ANALYSIS:Conservative blunders have narrowed their lead and increased likelihood of a hung parliament
STEPPING INTO the mid-morning sunshine in Downing Street yesterday, British prime minister Gordon Brown, fresh from meeting Queen Elizabeth in Buckingham Palace, was flanked by his cabinet – more than a few of whom would have dearly loved to see the back of him several times over the last few years, and some do still.
However, Brown, helped by the Conservatives’ failure to convince the British public that they are the ones best fitted to take the reins in the stormy years ahead, has a chance of staying in No 10 once the results of the May 6th vote are known. It is, it must be said, a small chance, but it is more than many would have given him a few months ago.
David Cameron’s Tories must get a 7 per cent swing – the biggest in postwar history, and bigger than anything ever achieved by Margaret Thatcher – to win 116 extra seats, a result that would offer just a majority of one. Cameron needs to secure a swing of 10 points or more if he is to have a majority sufficient to last a full term, and sufficient to take the kind of action that will be necessary to bring order to the UK’s public finances.
The bureaucrats, such as the most senior civil servant, cabinet secretary Gus O’Donnell, are erring on the side of caution, as they have set down a 12-day gap between voting and the first sitting of the new Commons – unusually long in British terms, but time that might be needed to form a minority or coalition government
A few phrases are likely to imprint themselves on the public’s memory before it is all over. Firstly, there is the “shallow hung parliament” where the party with the most seats is just a few MPs short of a majority but can realistically hope to act as little more than a caretaker administration before deciding on the most opportune moment to call a second election later this year.
Secondly, there is “deeply hung parliament” where neither Labour nor the Conservatives get more than 300 seats. Such an outcome puts the Liberal Democrats in play – either supporting a minority administration in return for policy victories, or sitting around the cabinet table. Here, Labour has the advantage, because it will be prepared to concede more.
The campaign will be a long one, and more than a few unpredictable ingredients have room to influence the final outcome. Opinion polls for now offer little guidance, since they oscillate wildly, though the majority declare that the lead Cameron has enjoyed for two years over Labour has shrunk.
A health warning on the polls has to be given, though. Firstly, there will be four more seats in the Commons next time, and many constituencies were redrawn in the last boundary review. Under the new figures, a party will require 326 seats to secure an overall majority, with Labour’s overall majority falling if it loses just 24 seats.

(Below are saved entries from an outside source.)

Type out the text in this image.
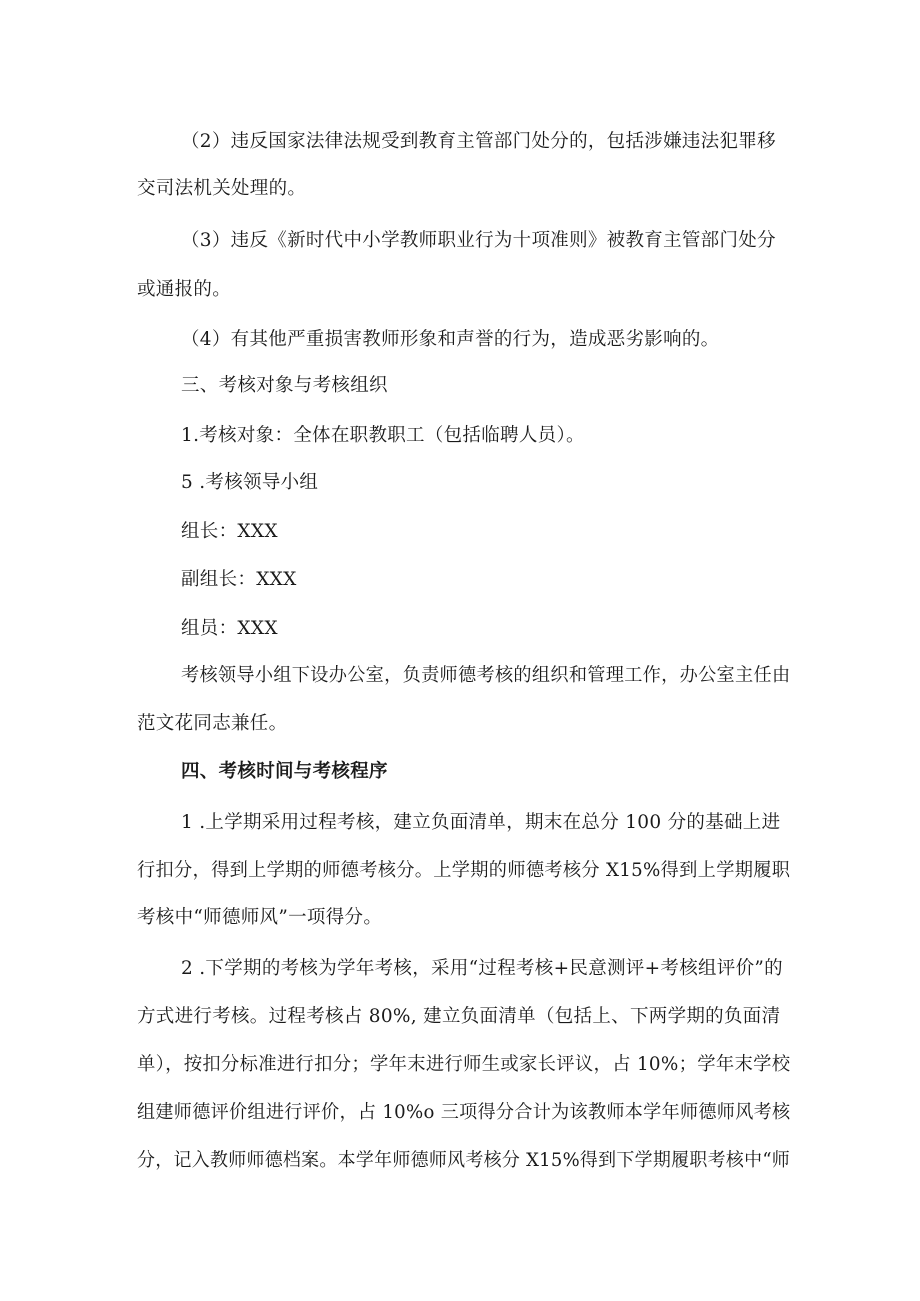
（2）违反国家法律法规受到教育主管部门处分的，包括涉嫌违法犯罪移
交司法机关处理的。
（3）违反《新时代中小学教师职业行为十项准则》被教育主管部门处分
或通报的。
（4）有其他严重损害教师形象和声誉的行为，造成恶劣影响的。
三、考核对象与考核组织
1.考核对象：全体在职教职工（包括临聘人员）。
5 .考核领导小组
组长：XXX
副组长：XXX
组员：XXX
考核领导小组下设办公室，负责师德考核的组织和管理工作，办公室主任由
范文花同志兼任。
四、考核时间与考核程序
1 .上学期采用过程考核，建立负面清单，期末在总分 100 分的基础上进
行扣分，得到上学期的师德考核分。上学期的师德考核分 X15%得到上学期履职
考核中“师德师风”一项得分。
2 .下学期的考核为学年考核，采用“过程考核+民意测评+考核组评价”的
方式进行考核。过程考核占 80%, 建立负面清单（包括上、下两学期的负面清
单），按扣分标准进行扣分；学年末进行师生或家长评议，占 10%；学年末学校
组建师德评价组进行评价，占 10%o 三项得分合计为该教师本学年师德师风考核
分，记入教师师德档案。本学年师德师风考核分 X15%得到下学期履职考核中“师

A telephone poll by ICM yesterday put the gap between the Conservatives and Labour at four points, with the Tories standing at 37 points, while Labour rose to 33 points. However, the fact that it was a telephone poll on a bank holiday weekend – when many comfortably-off Tories would be away at the beach – is likely to have affected the figures.

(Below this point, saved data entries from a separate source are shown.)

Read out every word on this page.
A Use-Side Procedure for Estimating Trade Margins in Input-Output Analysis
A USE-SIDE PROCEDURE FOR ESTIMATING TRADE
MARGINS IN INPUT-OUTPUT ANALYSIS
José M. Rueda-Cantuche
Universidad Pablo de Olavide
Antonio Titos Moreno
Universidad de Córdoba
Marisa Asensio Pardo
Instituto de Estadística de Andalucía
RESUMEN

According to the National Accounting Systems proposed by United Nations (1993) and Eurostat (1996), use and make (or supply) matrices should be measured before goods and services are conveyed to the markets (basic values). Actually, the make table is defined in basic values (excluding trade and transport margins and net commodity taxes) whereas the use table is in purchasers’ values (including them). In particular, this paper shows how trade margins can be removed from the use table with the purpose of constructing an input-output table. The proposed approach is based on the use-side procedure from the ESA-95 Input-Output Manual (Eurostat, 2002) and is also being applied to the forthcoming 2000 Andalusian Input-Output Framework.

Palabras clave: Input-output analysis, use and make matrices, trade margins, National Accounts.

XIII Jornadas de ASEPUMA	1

In addition, the pollsters are finding it difficult to get a proper handle on smaller parties’ support – and not just the Liberal Democrats. The Lib Dems stands at approximately 20 per cent in a poll of polls conducted by the London School of Economics, though support for parties such as British National Party, the UK Independence Party and regional ones, such as the Scottish Nationalists, has fallen to 12 points.
Given the brutality of the British first-past-the-post system, the largest parties enjoy a major advantage, and, indeed, a very high percentage of the outgoing crop of MPs never enjoyed a majority of even those who voted in 2005, let alone a majority of all of their electorate.
However, the British disenchantment with politics after the MPs’ expenses scandal must, surely, produce a few eruptions on polling night.
Should he win, Cameron – younger even than Labour’s Tony Blair was in the heady, sun-filled days of 1997 – will become the youngest British prime minister since Lord Liverpool took over after Spencer Perceval was assassinated in 1812. Liverpool, it may be remembered, went on to become one of the longest-serving of prime ministers.
Brown, on the other hand, is fighting for an unprecedented fourth Labour term; more importantly, he is fighting for his own election mandate. Greeted with months of positive public reaction, Brown thought seriously about calling an election in late 2007 just months after he had finally ousted Blair from office, but, ever cautious, he pulled back at the last minute.
His leadership has never really recovered, and his chances of victory now depend as much on his own performance as on Conservative shadow chancellor George Osborne’s failure to convince the public that he is the man to whom the keys of No 11 Downing Street and the treasury should be given.
Last September, Osborne, to his credit, tried to be straight as any politician facing the voters can be, warning of an “age of austerity” and outlining £7 billion worth of cuts. He learned a lesson that the public may want honesty from their politicians, but they rarely thank the bearer of bad news.
The cuts proposed were but a drop in the ocean, given the scale of the UK’s problems, but the decision to be even as stark as this was enough to put Labour back into the race, and the Tory problems were multiplied in the months since by policy blunders – over what the Tories would do for married couples, for instance – creating doubt about whether the Cameron/Osborne team are fit for office.